In a separate interview on ABC’s This Week, Fauci said there needs to be more information on the people who have received reinforcements before making any decisions.
“We’re going to see how durable that protection is, and as we always do, just go ahead and let the data guide your policy and let the data guide your recommendations,” Fauci said.
But experts said neither the states nor the federal government should have any businesses that essentially require booster injections, because it sends the wrong message about the effectiveness of the initial series.
“I don’t think there is any scientific basis to say that someone who has received two doses of vaccines is equivalent to someone who is not vaccinated. There is just no science to back it up. Actually, it is wrong,” Adalja said.
Paul Offit, director of the Center for Vaccine Education at Children’s Hospital in Philadelphia, said his hospital has a mandate for vaccinations and he believes it would not make sense to require a booster in addition to the normal series, even for those over 50 who may be they particularly benefit from additional antibodies.

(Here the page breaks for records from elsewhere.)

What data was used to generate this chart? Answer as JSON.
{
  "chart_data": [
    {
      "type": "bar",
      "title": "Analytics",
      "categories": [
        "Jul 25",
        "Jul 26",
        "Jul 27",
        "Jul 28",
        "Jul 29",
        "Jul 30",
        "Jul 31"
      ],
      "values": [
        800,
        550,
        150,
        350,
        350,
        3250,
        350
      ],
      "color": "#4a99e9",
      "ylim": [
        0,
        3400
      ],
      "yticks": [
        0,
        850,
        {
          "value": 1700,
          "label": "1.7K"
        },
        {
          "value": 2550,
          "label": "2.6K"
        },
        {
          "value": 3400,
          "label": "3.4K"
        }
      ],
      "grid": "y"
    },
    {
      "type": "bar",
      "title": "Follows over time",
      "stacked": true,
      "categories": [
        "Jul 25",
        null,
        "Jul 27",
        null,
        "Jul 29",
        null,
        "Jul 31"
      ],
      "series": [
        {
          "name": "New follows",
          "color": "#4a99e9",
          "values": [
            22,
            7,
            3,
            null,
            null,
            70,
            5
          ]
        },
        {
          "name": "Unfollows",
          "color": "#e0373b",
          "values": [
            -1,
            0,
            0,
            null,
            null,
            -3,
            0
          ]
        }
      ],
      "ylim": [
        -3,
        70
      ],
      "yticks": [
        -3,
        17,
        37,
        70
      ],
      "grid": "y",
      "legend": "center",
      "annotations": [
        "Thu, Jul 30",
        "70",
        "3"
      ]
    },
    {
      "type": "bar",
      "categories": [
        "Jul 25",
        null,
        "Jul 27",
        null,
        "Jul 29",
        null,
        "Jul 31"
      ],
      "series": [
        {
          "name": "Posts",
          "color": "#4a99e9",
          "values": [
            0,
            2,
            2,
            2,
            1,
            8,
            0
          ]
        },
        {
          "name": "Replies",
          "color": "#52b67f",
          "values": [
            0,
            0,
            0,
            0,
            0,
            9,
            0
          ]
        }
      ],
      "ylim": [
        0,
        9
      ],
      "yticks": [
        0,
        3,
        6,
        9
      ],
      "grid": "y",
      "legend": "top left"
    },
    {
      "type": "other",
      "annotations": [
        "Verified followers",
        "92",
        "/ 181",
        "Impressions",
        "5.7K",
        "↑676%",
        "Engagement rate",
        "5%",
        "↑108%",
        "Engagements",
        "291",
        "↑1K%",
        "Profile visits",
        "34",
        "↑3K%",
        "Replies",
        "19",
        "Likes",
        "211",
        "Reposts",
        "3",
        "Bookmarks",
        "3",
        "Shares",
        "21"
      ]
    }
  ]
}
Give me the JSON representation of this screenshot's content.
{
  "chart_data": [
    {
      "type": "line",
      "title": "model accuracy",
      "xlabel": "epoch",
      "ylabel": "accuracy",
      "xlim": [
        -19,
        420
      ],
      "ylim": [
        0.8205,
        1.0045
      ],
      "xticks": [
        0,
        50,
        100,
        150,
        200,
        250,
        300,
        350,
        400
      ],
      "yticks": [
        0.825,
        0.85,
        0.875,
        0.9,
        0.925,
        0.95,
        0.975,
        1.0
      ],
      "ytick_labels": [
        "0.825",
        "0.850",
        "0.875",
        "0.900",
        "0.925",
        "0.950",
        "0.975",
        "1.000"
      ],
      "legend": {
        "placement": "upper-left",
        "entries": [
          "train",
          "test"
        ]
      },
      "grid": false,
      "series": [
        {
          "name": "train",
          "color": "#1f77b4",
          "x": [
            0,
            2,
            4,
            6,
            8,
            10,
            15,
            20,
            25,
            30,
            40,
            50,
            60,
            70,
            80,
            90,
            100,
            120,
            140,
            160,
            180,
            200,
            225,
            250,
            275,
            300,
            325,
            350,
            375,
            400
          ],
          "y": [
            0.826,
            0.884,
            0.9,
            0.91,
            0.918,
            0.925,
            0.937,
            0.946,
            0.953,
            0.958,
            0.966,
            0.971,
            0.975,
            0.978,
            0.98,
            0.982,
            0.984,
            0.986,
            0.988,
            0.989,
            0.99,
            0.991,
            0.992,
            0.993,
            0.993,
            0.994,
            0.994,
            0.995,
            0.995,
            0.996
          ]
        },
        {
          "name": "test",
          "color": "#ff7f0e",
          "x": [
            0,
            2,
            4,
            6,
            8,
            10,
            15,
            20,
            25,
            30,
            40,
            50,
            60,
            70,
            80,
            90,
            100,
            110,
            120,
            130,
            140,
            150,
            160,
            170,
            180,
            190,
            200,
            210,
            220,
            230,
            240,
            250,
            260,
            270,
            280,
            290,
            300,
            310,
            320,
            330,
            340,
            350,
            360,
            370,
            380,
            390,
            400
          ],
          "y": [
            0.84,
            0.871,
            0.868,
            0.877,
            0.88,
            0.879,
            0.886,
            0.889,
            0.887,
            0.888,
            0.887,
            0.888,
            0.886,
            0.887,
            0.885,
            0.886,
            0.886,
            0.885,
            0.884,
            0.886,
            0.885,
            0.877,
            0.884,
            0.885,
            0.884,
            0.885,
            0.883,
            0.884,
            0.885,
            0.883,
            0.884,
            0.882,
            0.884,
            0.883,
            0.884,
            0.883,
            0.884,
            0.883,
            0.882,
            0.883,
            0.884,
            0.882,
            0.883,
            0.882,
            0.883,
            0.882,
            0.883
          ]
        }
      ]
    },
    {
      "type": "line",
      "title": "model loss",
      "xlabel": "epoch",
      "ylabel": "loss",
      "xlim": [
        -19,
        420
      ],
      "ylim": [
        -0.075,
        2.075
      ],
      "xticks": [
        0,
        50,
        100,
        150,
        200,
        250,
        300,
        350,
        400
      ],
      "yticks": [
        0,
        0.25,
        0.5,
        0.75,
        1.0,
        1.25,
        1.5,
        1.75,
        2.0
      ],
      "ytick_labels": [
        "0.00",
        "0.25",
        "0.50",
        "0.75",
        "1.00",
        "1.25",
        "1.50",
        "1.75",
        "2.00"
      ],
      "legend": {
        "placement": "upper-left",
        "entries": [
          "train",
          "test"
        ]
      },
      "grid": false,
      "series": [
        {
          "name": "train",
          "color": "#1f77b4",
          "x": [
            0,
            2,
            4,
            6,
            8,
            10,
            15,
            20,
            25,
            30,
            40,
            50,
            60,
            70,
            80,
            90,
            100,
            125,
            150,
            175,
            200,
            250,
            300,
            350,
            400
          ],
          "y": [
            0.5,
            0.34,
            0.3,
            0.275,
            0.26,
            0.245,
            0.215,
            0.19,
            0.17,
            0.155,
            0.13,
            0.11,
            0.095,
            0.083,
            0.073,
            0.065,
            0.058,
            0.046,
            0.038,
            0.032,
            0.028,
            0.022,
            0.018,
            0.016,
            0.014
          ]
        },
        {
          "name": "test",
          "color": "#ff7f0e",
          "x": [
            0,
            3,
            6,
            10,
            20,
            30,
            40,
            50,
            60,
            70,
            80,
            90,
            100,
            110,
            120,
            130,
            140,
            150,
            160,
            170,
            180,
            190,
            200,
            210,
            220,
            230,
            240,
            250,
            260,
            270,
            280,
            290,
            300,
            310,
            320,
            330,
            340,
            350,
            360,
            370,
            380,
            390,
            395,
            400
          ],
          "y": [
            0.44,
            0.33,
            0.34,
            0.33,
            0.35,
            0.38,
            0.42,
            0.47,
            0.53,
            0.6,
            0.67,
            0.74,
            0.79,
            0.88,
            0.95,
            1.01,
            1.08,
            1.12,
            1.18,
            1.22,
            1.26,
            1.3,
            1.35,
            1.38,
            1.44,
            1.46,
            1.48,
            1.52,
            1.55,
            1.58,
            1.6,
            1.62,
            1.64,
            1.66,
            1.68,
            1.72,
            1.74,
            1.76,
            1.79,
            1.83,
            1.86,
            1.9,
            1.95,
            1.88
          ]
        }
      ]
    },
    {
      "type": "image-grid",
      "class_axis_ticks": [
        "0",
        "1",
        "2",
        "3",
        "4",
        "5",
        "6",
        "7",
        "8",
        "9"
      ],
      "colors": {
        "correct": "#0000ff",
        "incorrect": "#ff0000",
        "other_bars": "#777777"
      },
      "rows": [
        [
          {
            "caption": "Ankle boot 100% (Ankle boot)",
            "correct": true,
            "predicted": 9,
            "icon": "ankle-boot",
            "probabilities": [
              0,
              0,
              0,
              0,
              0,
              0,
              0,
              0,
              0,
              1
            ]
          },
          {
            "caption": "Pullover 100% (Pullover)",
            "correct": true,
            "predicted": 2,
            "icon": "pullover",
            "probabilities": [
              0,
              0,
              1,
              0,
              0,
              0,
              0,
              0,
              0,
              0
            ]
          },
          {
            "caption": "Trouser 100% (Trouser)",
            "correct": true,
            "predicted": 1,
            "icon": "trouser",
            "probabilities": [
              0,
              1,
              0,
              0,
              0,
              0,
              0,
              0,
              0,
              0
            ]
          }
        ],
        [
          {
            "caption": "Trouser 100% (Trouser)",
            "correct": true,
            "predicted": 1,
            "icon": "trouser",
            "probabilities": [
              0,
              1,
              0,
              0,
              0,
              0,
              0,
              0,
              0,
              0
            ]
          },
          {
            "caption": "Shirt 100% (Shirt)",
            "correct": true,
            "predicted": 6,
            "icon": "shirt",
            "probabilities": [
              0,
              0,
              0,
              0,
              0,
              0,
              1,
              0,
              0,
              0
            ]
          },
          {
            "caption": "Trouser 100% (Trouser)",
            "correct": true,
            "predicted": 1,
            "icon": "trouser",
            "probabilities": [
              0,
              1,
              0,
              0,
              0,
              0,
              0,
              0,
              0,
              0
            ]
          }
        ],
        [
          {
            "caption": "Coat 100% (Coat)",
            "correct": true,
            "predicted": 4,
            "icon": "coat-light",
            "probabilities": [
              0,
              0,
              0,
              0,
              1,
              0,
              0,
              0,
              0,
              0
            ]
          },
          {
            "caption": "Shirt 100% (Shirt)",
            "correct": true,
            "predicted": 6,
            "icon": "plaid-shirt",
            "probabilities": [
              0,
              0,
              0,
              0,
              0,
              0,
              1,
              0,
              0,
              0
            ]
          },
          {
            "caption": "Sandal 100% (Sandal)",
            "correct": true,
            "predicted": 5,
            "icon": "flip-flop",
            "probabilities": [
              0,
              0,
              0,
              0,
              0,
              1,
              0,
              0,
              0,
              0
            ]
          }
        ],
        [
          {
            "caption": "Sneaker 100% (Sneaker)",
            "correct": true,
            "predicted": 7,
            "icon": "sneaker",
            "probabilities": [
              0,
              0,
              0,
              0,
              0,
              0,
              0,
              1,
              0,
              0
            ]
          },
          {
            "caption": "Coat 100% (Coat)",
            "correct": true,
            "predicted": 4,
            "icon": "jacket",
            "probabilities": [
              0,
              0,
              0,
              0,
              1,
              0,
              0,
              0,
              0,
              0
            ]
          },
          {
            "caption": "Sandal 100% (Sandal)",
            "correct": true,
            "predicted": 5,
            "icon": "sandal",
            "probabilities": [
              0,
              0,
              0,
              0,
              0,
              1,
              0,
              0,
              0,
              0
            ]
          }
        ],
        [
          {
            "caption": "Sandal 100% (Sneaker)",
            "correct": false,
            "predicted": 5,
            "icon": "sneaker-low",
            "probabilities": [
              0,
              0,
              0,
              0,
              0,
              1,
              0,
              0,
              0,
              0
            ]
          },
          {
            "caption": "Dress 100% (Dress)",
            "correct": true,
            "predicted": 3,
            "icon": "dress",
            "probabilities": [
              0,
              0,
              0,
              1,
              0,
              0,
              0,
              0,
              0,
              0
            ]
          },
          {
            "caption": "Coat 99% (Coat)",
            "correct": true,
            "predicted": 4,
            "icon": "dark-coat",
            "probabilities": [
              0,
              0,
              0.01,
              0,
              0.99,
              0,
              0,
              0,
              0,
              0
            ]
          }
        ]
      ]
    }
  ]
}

“Should we call everyone over 50 and tell them they can’t work here anymore until they get a third dose, given the paucity of data to support that? No,” Offit said.
The third dose is “a detour from what is really important, which is vaccinating the unvaccinated,” Offit said.
“We are not going to overcome this pandemic by promoting people who have already been vaccinated. We are going to overcome this pandemic by vaccinating the unvaccinated,” he added. “That should be the focus.”